The Benefits Review Board disagreed based on some decisions it issued regarding retirement. (One of those decisions, Moody v. Huntington Ingalls, was the case that the Fourth Circuit reversed on January 3, 2018.) Essentially, the Board’s retirement rationale was that “an employee is not entitled to receive a total disability award after he retires for reasons unrelated to the work injury because there is no loss of wage-earning capacity due to the injury.” As applied to Mr. Christie, the “Board determined that Christie’s loss of wages was due to his decision to retire early, and not because of his work-related injury . . . .”
The Ninth Circuit disagreed with the Board, determining that “employees are entitled to obtain compensation for a permanent disability arising out of a work-related injury.” A “disability” is defined as:
[I]ncapacity because of injury to earn the wages which he employee was receiving at the time of injury in the same or any other employment . . . .
See 33 U.S.C. § 902(10).
To obtain permanent total disability benefits, an “employee must show: (1) he is disabled within the meaning of the Act, (2) the work-related injury he suffered that makes him disabled has healed to the fullest extent possible, and (3) he cannot return to prior employment.” At that point in time, the employer has the duty to establish the existence of suitable alternative employment that the employee can perform. If the employer cannot establish suitable alternative employment, then the disabled work is entitled to permanent total disability.
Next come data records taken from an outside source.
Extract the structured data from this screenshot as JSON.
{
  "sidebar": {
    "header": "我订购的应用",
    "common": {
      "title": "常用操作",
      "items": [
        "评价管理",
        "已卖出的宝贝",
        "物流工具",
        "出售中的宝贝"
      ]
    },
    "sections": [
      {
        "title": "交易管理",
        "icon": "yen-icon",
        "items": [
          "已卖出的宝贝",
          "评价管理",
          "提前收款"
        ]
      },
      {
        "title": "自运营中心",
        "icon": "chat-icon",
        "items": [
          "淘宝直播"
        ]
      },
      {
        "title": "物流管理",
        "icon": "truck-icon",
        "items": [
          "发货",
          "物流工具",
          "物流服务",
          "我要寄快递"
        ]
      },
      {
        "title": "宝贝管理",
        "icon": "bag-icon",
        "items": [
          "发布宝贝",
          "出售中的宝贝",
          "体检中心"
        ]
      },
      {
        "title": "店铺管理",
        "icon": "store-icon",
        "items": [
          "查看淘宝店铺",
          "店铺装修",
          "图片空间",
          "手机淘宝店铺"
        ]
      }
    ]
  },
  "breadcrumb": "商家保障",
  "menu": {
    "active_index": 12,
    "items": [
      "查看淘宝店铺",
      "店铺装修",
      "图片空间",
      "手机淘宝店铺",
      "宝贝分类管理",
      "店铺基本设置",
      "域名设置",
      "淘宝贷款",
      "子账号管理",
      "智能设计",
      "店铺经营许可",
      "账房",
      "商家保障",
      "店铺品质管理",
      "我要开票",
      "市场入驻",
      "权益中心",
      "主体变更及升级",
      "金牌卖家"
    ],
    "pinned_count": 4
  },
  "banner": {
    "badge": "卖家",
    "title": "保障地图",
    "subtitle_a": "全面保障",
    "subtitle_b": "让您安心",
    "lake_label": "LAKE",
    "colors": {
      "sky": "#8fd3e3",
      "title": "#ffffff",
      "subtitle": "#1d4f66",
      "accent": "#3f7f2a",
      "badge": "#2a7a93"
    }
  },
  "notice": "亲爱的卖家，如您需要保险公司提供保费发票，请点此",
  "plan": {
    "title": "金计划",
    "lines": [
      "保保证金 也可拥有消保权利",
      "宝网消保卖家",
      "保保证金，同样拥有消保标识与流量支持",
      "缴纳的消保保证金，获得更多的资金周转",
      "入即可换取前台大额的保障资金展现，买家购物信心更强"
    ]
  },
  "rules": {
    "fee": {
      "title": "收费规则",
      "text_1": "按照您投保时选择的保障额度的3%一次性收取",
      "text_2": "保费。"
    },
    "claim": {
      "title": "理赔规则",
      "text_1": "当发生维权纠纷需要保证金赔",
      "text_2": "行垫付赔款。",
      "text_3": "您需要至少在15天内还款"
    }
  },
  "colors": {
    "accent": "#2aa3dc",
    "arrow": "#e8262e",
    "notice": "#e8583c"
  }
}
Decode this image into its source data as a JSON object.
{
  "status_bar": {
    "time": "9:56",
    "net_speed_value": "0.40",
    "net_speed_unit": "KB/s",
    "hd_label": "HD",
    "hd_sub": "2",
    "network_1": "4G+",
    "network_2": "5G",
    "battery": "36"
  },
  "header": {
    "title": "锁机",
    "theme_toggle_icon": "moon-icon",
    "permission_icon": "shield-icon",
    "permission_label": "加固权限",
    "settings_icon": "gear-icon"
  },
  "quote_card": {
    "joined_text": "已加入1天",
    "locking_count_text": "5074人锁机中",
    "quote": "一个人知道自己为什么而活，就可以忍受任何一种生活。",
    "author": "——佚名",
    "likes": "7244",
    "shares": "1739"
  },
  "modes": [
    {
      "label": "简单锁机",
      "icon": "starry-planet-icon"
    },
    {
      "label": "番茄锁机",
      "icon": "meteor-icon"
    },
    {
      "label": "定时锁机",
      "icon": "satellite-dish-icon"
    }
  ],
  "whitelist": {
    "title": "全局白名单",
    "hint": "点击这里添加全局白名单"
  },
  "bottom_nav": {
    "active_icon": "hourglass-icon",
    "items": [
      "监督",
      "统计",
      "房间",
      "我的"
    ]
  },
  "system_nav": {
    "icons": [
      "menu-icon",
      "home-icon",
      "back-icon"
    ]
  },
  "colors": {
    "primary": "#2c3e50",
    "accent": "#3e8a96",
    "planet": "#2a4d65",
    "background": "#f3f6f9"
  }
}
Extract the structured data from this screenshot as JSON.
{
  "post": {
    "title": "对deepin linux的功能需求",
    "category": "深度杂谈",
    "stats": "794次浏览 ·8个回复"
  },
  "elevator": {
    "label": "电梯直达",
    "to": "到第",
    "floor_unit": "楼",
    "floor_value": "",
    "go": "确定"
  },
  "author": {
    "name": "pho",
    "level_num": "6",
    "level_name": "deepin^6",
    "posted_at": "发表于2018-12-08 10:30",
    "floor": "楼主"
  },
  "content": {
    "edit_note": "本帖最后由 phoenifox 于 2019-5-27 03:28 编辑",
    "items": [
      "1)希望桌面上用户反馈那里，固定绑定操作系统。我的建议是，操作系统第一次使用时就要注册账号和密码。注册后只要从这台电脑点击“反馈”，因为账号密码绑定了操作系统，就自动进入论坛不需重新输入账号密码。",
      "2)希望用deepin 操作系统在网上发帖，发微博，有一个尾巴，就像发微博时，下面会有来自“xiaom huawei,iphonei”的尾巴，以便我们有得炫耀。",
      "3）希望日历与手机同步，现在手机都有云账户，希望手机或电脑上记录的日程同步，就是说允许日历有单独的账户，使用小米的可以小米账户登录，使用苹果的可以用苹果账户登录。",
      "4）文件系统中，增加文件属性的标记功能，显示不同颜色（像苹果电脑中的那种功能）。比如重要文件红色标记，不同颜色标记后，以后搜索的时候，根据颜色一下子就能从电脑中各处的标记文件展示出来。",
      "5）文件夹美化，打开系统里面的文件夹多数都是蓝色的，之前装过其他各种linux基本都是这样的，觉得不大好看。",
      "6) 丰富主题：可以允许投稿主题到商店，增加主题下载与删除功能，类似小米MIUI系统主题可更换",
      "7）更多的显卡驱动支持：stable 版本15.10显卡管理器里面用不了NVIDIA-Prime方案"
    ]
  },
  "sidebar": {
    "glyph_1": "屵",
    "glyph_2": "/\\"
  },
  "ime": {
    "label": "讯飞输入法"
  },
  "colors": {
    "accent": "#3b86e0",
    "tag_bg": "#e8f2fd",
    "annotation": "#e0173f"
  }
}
Here, the Ninth Circuit determined that the definition of “disability” in the Act “makes no reference to retirement or its timing, nor to whether an employee decides to retire voluntarily or involuntarily.” Instead, the term “disability” under the Longshore Act simply “means an inability, resulting from an injury suffered at work, to earn the wages an employee was earning from his employer at the time he was injured.” That is it.
Then, just like the Fourth Circuit in Moody, the Ninth Circuit commented on the concept of “retirement” and what that concept means now, in 2018:
Indeed, the Board’s reading of § 902(10) assumes that retirement categorically results in a person’s incapacity to work. Yet, the language of § 902(10) does not give any indication that retirement is to be treated in that manner. Neither is it the case that retirement, in all instances, means that a retiree is incapable of working. Retirement simply means that a person is no longer working a particular job. In short, although retirement and incapacity to work may be linked, they are not necessarily one and the same.
A decision to retire is not as relevant in a Longshore disability claim as insurance carriers suggest. Section 902(10) should not be read in an overly restrictive manner. The Fourth Circuit got it right when it held that “voluntary retirement does not preclude the existence of a disability under the Act . . . .” There is a difference between being unwilling and being unable to work.
Just like the Fourth Circuit’s Moody opinion, Christie offers additional protection for injured workers who retire. In my opinion, some of the important language that both the Fourth Circuit and the Ninth Circuit used to protect retirees can be extended to disabled workers who have not retired. By resting their opinions on the Act’s definition of “disability,” those opinions should be persuasive in other claims involving disabilities. Just like both courts said, there is a difference between being unwilling and being unable. And as the Ninth Circuit pointed out, “retirement” references a “particular” job, not every job everywhere.